The more common problem I believe is the same situation where Player A bets with anything in the range (0,a1) and (a2,100) (Betting with very small numbers can be advantageous since your chance of winning the showdown can be very small compared to the chance of them folding).

You worked out the problem for potsize P = 2 bets; work it out again for P = 1 !

This is the [0,1] game - it's completely analysed in the book "the maths of poker".

OP may wish to consider including a buffing range for the first better.

EDIT: Slow river_tilt, just saw bigpooch said the same thing.

Banzai is correct, I made a rookie mistake. I computed A's best value of a, but didn't check to see if it gave a positive net expectation. It didn't.
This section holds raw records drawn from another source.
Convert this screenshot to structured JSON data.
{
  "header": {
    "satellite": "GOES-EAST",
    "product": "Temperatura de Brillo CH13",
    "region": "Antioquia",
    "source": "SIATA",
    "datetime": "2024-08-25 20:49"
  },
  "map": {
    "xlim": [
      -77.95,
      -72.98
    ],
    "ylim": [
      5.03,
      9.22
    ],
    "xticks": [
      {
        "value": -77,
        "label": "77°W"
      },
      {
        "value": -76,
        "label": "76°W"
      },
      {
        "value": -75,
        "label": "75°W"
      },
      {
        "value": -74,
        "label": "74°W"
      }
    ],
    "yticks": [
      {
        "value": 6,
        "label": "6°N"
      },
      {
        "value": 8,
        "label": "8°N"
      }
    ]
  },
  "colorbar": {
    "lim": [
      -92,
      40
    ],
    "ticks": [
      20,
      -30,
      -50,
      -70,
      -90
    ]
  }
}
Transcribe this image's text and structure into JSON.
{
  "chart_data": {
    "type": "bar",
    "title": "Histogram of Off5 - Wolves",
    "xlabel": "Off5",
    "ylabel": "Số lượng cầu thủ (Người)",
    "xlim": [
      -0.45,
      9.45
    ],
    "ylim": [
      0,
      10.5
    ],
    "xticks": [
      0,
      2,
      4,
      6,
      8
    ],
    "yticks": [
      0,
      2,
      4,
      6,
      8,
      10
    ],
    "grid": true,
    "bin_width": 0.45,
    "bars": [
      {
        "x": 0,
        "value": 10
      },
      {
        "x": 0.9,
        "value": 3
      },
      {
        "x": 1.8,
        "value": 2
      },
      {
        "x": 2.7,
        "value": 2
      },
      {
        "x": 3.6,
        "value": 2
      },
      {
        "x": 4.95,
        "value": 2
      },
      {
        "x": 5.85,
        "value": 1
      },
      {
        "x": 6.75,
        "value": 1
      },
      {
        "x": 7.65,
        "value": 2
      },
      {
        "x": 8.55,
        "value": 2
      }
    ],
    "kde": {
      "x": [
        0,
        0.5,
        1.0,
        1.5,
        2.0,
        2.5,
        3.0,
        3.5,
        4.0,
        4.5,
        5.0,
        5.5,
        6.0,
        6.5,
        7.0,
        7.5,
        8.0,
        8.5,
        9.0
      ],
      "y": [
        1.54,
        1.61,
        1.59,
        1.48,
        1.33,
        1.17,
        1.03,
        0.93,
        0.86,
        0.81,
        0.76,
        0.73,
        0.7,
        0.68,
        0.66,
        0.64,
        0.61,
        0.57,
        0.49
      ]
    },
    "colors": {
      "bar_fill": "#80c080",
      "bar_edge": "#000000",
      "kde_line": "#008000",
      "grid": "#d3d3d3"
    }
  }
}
Assuming my original solution had been correct, A always loses if called if he bets with numbers between 20 and 40. So he might as well use 0 to 20 instead, that is bet with 0 to 20 or 40 to 100. That costs him nothing when he bets, and it doesn't change B's optimal strategy. But if when A checks, he now wins 30% of the time instead of 10%. This is enough to make it a winning strategy.

It says "potsize" bet after A and B ante (I set the ante at 1).